Tag Archives: Cocos Islands

Tropical Cyclone Mangga Develops Northwest of Cocos Islands

Tropical Cyclone Mangga developed over the South Indian Ocean northwest of the Cocos Islands on Thursday.  At 11:00 a.m. EDT on Thursday the center of Tropical Cyclone Mangaa was located at latitude 9.4°S and longitude 93.1°E which put it about 320 miles (515 km) northwest of Cocos Island.  Mangga was moving toward the south-southeast at 7 m.p.h. (12 km/h).  The maximum sustained wind speed was 40 m.p.h. (65 km/h) and there were wind gusts to 50 m.p.h. (80 km/h).  The minimum surface pressure was 996 mb.

The Australian Bureau of Meteorology issued a Warning for the Cocos Islands.

Tropical Cyclone Mangga developed within a trough of low pressure that extended from southwest of Indonesia to western Australia.  The trough had persisted for several days and a center of low pressure gradually formed northwest of the Cocos Islands during the past 24 hours.  The Australian Bureau of Meteorology designated the system as Tropical Cyclone Mangga on Thursday.
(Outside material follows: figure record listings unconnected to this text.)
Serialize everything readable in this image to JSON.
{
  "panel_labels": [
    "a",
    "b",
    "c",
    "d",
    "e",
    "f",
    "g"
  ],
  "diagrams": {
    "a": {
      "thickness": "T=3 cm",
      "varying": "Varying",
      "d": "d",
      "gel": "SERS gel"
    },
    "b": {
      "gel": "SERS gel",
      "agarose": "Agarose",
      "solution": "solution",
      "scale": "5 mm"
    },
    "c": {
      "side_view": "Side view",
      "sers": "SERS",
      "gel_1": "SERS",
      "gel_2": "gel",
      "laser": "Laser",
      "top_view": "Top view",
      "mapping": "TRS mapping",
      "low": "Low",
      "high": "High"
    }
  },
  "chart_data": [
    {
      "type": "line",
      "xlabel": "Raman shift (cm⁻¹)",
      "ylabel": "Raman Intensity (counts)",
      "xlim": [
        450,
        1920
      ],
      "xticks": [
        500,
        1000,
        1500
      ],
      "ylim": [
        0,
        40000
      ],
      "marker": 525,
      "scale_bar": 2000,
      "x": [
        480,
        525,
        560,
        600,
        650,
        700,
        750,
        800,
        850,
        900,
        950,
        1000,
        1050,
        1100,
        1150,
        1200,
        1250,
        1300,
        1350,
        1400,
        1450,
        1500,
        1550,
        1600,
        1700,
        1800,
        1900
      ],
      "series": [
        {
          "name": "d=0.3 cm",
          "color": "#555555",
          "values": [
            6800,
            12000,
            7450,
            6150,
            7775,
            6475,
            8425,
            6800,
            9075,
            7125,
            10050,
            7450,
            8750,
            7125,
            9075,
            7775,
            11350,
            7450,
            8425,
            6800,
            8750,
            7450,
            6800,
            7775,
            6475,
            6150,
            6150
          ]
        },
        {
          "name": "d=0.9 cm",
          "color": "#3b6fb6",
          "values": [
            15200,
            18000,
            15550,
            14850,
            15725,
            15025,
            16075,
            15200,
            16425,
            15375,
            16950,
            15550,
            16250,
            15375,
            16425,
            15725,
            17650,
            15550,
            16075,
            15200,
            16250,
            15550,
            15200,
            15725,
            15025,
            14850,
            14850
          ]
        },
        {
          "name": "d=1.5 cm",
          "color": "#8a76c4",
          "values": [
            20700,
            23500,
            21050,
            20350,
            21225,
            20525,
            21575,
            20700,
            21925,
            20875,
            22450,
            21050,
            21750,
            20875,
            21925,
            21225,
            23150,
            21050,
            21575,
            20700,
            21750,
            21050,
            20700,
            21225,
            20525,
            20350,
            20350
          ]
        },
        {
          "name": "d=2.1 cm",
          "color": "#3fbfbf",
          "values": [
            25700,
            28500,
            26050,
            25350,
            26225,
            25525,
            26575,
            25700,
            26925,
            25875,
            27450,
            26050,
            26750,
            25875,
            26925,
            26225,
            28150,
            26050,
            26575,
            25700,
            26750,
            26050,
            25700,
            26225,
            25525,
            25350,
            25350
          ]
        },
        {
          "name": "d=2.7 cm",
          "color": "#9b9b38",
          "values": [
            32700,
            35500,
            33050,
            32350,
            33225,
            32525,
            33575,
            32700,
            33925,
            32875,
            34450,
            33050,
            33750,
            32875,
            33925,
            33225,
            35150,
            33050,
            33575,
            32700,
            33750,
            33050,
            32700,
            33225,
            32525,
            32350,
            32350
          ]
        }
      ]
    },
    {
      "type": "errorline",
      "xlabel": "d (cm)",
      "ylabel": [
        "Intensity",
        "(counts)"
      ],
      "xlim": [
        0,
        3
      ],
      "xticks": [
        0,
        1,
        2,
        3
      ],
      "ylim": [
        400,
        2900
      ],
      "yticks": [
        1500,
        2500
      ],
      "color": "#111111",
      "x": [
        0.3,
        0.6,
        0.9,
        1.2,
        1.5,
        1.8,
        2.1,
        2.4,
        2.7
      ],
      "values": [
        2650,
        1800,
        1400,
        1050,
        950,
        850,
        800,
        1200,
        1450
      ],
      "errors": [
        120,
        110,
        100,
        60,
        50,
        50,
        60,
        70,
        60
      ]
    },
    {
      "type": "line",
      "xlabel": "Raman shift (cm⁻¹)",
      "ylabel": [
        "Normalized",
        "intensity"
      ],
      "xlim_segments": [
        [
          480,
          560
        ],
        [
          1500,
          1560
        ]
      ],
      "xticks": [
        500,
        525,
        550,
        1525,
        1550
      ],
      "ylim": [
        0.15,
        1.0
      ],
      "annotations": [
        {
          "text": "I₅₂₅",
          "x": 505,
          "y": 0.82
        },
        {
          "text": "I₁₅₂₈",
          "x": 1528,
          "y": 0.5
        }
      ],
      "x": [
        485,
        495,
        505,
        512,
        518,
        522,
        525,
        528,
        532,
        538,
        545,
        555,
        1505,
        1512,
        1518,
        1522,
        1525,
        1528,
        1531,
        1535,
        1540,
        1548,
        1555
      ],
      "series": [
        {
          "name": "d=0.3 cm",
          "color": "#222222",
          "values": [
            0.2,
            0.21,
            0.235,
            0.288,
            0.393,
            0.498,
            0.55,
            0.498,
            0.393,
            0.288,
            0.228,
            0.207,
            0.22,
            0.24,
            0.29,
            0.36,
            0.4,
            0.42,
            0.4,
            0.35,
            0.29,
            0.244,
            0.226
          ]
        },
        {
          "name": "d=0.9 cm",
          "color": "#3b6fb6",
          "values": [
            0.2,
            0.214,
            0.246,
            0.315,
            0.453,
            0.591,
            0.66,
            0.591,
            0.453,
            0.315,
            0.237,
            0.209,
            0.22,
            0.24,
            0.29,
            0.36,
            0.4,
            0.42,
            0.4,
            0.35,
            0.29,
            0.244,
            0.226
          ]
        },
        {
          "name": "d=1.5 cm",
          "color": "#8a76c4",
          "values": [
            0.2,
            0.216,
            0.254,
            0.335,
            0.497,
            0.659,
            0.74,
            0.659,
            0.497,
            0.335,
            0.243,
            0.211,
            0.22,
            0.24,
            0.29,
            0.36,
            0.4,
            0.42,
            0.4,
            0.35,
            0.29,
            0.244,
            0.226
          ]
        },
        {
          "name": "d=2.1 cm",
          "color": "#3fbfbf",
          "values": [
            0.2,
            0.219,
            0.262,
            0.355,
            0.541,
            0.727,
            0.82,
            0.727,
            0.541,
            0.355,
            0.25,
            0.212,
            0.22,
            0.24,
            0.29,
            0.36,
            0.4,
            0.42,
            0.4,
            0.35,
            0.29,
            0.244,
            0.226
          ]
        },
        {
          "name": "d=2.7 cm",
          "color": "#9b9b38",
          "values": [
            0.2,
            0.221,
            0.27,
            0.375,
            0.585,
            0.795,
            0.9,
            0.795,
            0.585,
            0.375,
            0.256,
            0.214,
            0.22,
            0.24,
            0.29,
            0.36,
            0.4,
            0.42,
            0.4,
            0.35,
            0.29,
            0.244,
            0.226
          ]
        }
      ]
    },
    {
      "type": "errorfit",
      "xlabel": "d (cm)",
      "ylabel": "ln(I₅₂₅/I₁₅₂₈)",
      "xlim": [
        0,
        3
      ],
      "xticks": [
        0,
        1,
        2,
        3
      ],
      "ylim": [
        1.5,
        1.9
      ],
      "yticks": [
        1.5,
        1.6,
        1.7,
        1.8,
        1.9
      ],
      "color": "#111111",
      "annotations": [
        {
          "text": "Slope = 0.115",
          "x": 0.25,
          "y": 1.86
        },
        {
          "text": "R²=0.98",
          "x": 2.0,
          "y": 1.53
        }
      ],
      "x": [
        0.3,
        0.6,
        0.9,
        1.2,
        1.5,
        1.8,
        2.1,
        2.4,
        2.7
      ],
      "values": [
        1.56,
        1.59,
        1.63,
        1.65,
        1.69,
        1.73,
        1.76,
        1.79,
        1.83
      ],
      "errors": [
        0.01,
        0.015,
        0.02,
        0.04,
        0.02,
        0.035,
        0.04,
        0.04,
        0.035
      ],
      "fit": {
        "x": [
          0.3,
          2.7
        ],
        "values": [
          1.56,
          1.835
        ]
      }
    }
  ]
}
The circulation around Tropical Cyclone Mangga was still in the process of organizing.  The strongest thunderstorms were in a band on the western side of the circulation.  Bands on the eastern side of the circulation consisted primarily of showers and lower clouds.  More thunderstorms began to develop near the center of circulation on Thursday.  Storms developing near the center started to generate upper level divergence which was pumping mass away to the west of the tropical cyclone.  Winds to tropical storm force extended out 150 miles (240 km) from the center of Mangga.

Tropical Cyclone Mangga will move through an environment somewhat favorable for intensification during the next 24 to 36 hours.  Mannga will move over water where the Sea Surface temperature is near 27°C.  It will move under the northwestern part of an upper level ridge centered over Indonesia.  The ridge will produce easterly winds which will blow toward the top of the circulation.  Those winds will produce moderate vertical wind shear.  The wind shear may be the reason why the bands on the eastern side of Tropical Cyclone Mangga are weaker.  The shear will also inhibit intensification, but it will probably not be strong enough to prevent Manga from strengthening during the next 24 hours.

Tropical Cyclone Mangga will move around the western end of a high pressure system centered north of Australia.  The high will steer Mangga toward the southeast during the next few days.  On its anticipated track Tropical Cyclone Mangga will pass near the Cocos Islands in about 24 hours.  Manga will bring gusty winds and locally heavy rain to those islands.

Tropical Cyclone Kate Intensfies Rapidly over Southeastern Indian Ocean

Favorable oceanic and atmospheric conditions allowed Tropical Cyclone Kate to intensify very rapidly on Friday.  The maximum sustained wind speed increased from 50 m.p.h. to 120 m.p.h. during a 24 hour period.  At 10:00 p.m. EST on Friday the center of Tropical Cyclone Kate was located at latitude 12.9°S and longitude 93.8°E which put it about 215 miles west-southwest of the Cocos Islands and about 2450 miles west of Darwin, Australia.  Kate was moving toward the southwest at 5 m.p.h., which was taking it away from the Cocos Islands.  The maximum sustained wind speed was 120 m.p.h. which made Kate the equivalent of a Category 3 hurricane on the Saffir-Simpson Scale and it was estimated that there were gusts to 150 m.p.h.

Although there were upper level winds blowing from the east, which created some wind shear over Kate, it was able to develop strong upper level outflow which produced rapid intensification.  Some satellite imagery shows that the wind shear is causing the strongest thunderstorms to be on the western side of the center of circulation.  Recent visible and infrared satellite imagery show evidence of an circular eye developing.  Some further intensification is possible during the next 24 hours as long as the upper level outflow is able to pump out sufficient mass.  Eventually, as Kate moves toward higher latitudes the wind shear will increase and the Sea Surface Temperatures will decrease.  The more hostile environment will weaken the tropical cyclone and the weakening could be almost as rapid as the intensification was.

Kate is expected to continue to be steered in a generally southwesterly direction in the short term by a subtropical ridge.  As it moves farther south, it will begin to be affected by westerly midlatitude flow and it will start to recurve more toward the south.  Kate passed over the Cocos Islands earlier this week as a tropical storm.  It is expected to dissipate over the Indian Ocean and not affect any other land areas as a tropical cyclone.